My husband’s dad Harold, uncle Ronald, and his step-dad Paul were all in the Korean War. Harold was a cook and Paul was in the motor pool in Korea. Ronald was in a tank during his time in Korea and it was a time that had a lifelong effect on him.

My dad, John, enjoyed his time overseas. He enlisted in February of 1943 in the Army/Air Force and headed overseas to Suffolk England. He talked very fondly of his time there at an airfield base and I think it was because he could leave home. He was living with his oldest brother, Steve, Steve’s wife, their two young sons, and John’s sister, Helen. I know he was grateful that he had a home, but I think it was a little crowded! He recalled to my sisters and me that when it was time to board the train to head off, parents and sons were crying. His only thought was, “This is an adventure!”. He volunteered for hatchman duty on the transport ship to England because it gave him privacy. At Great Ashfield Airforce Base near Stowmarket England, the location of the 385th Bombardment Group of the USAAF, he was a Corporal of the MPs on the base. He was back in the United States by September of 1945.

John Jakiela, Corporal Army Air Force Word War II

He had a picture of his squadron framed and hanging in his basement work area. We loved to take it from its spot and listen to his stories of the men in the picture.

He kept his address book of local friends and their war addresses along with the addresses of people he met while in the service. I have it now and like to flip through it to look at the various names.

He had a few Suffolk locals listed in there. One is Joyce Filby of Finningham England, who I think was his girlfriend while he was there. Another is the Hammond Family of Wetherden. I have a letter they wrote in November of 1947. Although the war was over for two years, they were still having difficulty getting food and were being strictly rationed for bread and potatoes. “Things are getting worse instead of better.” That sounds similar to Great Uncle Antoni’s letter from Poland in January of 1947!

Although some of the men had difficulties once they came back to the United States and their families, I’m grateful they all came back.

Heading To A New Life

Week 7 of 52 Ancestors in 52 Weeks is all about Immigration.

It’s impossible to focus on just one ancestor because they all left the same region between the ages of 4 and 51 between 1899 and 1912.

My maternal grandmother, Julianna Ingram in 1903 at 16 years old followed by one sister 4 years later and another sister 8 years after that.

My paternal grandfather Charles Jakiela in 1905 at 15 years old without any siblings ever following him.
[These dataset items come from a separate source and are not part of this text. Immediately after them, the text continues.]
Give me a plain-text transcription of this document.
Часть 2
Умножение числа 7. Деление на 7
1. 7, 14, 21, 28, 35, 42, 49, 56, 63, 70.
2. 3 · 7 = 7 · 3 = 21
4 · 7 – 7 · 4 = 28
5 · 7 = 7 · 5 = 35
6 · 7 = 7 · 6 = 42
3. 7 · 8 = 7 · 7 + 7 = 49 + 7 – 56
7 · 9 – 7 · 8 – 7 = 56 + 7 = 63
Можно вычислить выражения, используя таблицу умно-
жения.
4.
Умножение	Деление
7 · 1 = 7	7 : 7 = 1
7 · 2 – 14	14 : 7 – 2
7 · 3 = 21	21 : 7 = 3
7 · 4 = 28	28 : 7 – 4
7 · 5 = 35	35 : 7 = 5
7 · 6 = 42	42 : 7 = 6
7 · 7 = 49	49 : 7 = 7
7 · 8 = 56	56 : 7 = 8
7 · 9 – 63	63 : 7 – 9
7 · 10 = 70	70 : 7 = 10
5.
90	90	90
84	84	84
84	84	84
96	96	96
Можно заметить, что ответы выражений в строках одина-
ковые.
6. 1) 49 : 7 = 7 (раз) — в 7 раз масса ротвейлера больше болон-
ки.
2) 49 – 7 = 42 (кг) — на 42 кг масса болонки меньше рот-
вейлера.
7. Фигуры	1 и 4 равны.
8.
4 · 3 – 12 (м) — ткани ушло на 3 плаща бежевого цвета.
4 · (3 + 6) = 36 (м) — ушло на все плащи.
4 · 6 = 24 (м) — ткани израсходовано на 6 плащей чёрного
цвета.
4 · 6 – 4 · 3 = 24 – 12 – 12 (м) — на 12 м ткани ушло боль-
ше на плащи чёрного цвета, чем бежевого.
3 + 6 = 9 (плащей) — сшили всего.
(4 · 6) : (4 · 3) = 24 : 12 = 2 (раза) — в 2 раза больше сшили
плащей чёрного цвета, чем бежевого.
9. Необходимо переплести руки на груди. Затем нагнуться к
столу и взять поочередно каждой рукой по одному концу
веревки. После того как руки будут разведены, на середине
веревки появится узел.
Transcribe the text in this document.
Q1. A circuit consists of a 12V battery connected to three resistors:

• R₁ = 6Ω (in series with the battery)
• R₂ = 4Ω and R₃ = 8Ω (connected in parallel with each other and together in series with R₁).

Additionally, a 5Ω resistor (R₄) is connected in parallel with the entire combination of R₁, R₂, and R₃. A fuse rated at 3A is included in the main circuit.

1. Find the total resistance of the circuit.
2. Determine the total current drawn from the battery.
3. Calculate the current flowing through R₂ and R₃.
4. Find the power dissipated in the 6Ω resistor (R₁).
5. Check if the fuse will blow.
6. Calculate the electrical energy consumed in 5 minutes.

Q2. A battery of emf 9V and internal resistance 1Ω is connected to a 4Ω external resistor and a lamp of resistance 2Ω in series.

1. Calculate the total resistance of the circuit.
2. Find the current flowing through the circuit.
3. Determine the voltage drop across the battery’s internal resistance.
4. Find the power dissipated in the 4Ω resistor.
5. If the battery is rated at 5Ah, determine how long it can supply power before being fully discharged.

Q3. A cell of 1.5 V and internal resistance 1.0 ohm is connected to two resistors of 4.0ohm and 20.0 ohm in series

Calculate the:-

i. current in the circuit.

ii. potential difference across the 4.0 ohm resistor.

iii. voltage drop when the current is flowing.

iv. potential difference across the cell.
Traveling to Southington Connecticut and shortly after to Palmer Massachusetts to work in the textile mills.

Imagine sending your child, first on a (present day) 14 hour overland trip to get to the port of Bremen Germany. From there, they would board a steam ship to travel to New York and start a new life – without you. Neither Julianna or Charles ever returned.

You couldn’t just pick up a phone a find out how their trip was or are they getting enough sleep, and have they found a job yet?

My maternal grandfather Konrad Posluszny immigrated in 1900 at 16 years old. He had the benefit of uncles already in Yonkers, New York and all his brothers arrives in the next five years. His mother, step father, 2 sisters, and a half brother, arrive 7 years after he did. They were lucky to all be together in the “new country”.

My grandmother Julianna left behind her parents, and 2 sisters and a brother, one or two were born after she left. I wonder how affect they were by the first and second word wars because we do know how Charles’s family fared.

When my aunt passed away in 2015, I found a letter from 1947 in Polish from my paternal grandfather’s brother Antoni. A friend of a friend transcribed it for me and was taken aback by how resigned the author was to their fate.

I’m grateful that they all did immigrate!

Living Through The Day of Infamy

The topic for week 4 of 52 Ancestors in 52 Weeks, is “Witness to History” and for this there was no other story to tell but this one.

My uncle, Walt Jakiela was 19 years old, fresh out of Navy radio school as a seaman second class, and in Hawaii for only three weeks on the morning of December 7, 1941.

Walter Edward Jakiela 1941

As Walt walked out of the barracks, he noticed smoke billowing from burning sugar cane fields. He didn’t think much of it, and headed into the hanger.

Not long after that, the hanger began to shake and there were muffled sounds of exploding bombs as the Japanese bombers struck the ships in the harbor. He and his mates rushed out of the hanger to see the bombs and torpedoes dropping on the ships, which were like sitting ducks on the water. Fighters strafed the decks of the ships, and sailors were mowed down from above. At first, he thought the planes were Russian and then he saw the rising sun emblem of Japan.

There was a lull in the attack and he said that’s when he really became scared.

When the second wave hit, some of the soldiers had the presence of mind to set up machine gun batteries to shoot at the planes. Walt shot at quite a few but he didn’t think he shot any down.

He said the second wave was more like a clean up and the Japanese were picking off the targets that weren’t destroyed with the first wave. Planes which never got off the ground, barracks, ships, boats, and servicemen were shot at by planes flying through the thick smoke which Walt said made it feel like a tunnel, not knowing which way was which. All around were bodies of his fellow servicemen, injured or killed in the attack.

After the second attack, Walt helped with the treatment of the injured soldiers. He went along and marked the boots of the soldiers who had been given morphine injections. He and the rest of the survivors were asked to volunteer for mortuary duty but he chose instead to volunteer for the dangerous duty of flying out in search of Japanese planes. He just couldn’t handle seeing all the death.

“It changed my whole life” he said when speaking about his experience 50 years later.

When he spoke about the attack, he said it wasn’t exactly a surprise to the higher ups. They knew something was coming, they just didn’t know when.

He was a radio/gunner for U.S. Navy Patrol Squadron 23, which was made up of 12 patrol bomber seaplanes called “Catalinas”. They were used primarily for attacking submarines. His squadron was assigned to 12 hour daily search missions for over a week, but the men were never informed what they were searching for and the missions ended on December 6th.

Walt had joined the Navy in February of 1941 rather than be drafted into the Army and he stayed in the Navy for another 20 years. He saw the entirety of World War II as well as the Korean Conflict from various bases around the world.

Pearl Harbor wasn’t the only time he was a witness to history. In 1945, he was stationed at Saipan air base when the Enola Gay delivered the first atomic bomb on Hiroshima on August 6th. He said when the crew of the Enola Gay landed, its crew members said, “you can go home now.”

He earned two air medals with gold stars for his 50-plus missions throughout World War II, as well as the rank of chief petty officer, before his retirement in 1960.

After he retired from the Navy, he went to work for Grumman Aircraft company. He started as a field service representative, then a worker with the space program, and then a part of the program which developed the F-14 Tomcat fighter jet.

This information came from a newspaper article he sat for in 1991.

My Uncle Walt retired from Grumman in 1980 and he and my Aunt Eleanor moved to Ruston Louisiana to be near his older son. He died in 1997 at the age of 75.

I likely only met him a few times, but I wish I had known him. He was so young to experience what he did and I’m sure it did change his whole life. He’s a hero to me.